Sinn Fein president Mary Lou McDonald has described the current coronavirus crisis as a greater "accelerant" to a united Ireland than Brexit and has called for an all-island approach to health.
Describing the lack of a single health policy between Northern Ireland and the Republic as "astonishing", Ms McDonald told the Sunday Times newspaper that in her view the current situation "dwarfs Brexit in terms of reflecting the danger of partition".
"When Brexit happened, people said this is an accelerant in terms of the unity debate, because it was so obvious with the danger to the border," she said.
"We have an all-Ireland single policy for animal health but not for public health.
"Everything we do to keep people safe has to be on the understanding we are a single population on a small island and have to look after each other."
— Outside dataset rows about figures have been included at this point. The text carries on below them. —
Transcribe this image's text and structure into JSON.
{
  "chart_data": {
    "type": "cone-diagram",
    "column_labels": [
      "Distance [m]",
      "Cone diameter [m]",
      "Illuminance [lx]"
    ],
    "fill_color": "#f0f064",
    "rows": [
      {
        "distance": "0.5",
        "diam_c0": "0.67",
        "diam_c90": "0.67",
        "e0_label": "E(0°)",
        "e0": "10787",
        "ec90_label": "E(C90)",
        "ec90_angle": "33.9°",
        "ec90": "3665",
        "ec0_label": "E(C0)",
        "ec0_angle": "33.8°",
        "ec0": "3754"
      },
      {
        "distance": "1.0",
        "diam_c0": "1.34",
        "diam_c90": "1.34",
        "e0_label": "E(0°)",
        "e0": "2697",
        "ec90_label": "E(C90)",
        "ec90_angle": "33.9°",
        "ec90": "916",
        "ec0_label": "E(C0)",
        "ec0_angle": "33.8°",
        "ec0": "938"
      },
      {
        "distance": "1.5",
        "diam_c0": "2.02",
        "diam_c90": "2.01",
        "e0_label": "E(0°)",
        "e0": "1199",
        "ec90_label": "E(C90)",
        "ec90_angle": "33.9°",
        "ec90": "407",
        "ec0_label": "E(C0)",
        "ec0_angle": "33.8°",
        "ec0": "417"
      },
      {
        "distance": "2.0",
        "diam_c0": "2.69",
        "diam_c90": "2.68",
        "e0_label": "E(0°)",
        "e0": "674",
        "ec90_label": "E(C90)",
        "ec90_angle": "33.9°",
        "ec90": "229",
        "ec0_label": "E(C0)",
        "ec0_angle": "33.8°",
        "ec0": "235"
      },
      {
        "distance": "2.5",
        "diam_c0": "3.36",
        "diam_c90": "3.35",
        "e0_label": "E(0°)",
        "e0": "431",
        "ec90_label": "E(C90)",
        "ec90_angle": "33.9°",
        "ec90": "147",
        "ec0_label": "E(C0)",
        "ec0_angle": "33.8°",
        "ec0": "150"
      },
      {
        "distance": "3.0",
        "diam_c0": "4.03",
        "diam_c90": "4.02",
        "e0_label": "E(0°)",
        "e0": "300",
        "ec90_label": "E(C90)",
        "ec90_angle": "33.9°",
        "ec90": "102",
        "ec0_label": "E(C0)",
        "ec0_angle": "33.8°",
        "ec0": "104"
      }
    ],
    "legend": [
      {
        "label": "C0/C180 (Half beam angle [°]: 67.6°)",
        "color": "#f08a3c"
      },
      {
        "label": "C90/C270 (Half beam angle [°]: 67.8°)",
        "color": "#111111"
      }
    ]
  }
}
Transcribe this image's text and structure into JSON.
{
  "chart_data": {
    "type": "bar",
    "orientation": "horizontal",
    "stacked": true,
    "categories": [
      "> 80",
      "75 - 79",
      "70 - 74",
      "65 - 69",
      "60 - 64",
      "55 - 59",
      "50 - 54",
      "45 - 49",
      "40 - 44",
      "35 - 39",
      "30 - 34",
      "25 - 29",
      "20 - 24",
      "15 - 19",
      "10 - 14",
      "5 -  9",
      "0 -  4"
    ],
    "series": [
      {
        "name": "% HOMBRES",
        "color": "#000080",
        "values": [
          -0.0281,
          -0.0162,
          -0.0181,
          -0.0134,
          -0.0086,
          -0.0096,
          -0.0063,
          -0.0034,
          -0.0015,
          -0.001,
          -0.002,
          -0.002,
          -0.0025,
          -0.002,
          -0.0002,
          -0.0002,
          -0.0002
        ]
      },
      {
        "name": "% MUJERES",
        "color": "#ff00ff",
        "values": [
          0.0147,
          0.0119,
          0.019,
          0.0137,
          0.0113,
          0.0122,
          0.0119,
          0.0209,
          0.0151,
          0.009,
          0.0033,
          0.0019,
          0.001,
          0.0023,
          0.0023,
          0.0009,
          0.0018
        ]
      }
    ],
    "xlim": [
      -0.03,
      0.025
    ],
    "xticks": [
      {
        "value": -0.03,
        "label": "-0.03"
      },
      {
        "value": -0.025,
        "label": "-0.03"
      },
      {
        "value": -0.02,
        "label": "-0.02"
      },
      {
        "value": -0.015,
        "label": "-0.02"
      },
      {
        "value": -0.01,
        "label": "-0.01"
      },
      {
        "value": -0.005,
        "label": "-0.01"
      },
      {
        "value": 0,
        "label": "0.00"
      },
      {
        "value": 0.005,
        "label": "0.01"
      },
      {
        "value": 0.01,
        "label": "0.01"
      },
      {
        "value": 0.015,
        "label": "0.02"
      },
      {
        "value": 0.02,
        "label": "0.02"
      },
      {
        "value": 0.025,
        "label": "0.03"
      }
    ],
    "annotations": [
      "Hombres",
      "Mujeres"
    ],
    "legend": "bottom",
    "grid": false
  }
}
Ms McDonald has only recently returned to work after having been diagnosed with Covid-19.
She is likely to become the leader of the opposition in the Dail if Fianna Fail and Fine Gael can successfully form a coalition along with the Green Party.
In her remarks on Sunday the Sinn Fein leader was also critical of Prime Minister Boris Johnson's initial "herd immunity" approach.
Reflecting the well publicised disagreements in the Stormont Executive around the pace and direction of particular Covid-19 restrictions, she said there had been robust conversation and debate between the parties here around which policies and approach to follow.
"I think the fact that Boris Johnson and the British Government opted early on for the herd immunity approach meant that Michelle O'Neill had to have some pretty tough conversations to get the northern system in tandem with what was happening in the South," she added.
"Yet again we see how vulnerable we are when we have two jurisdictions, two systems, on the island."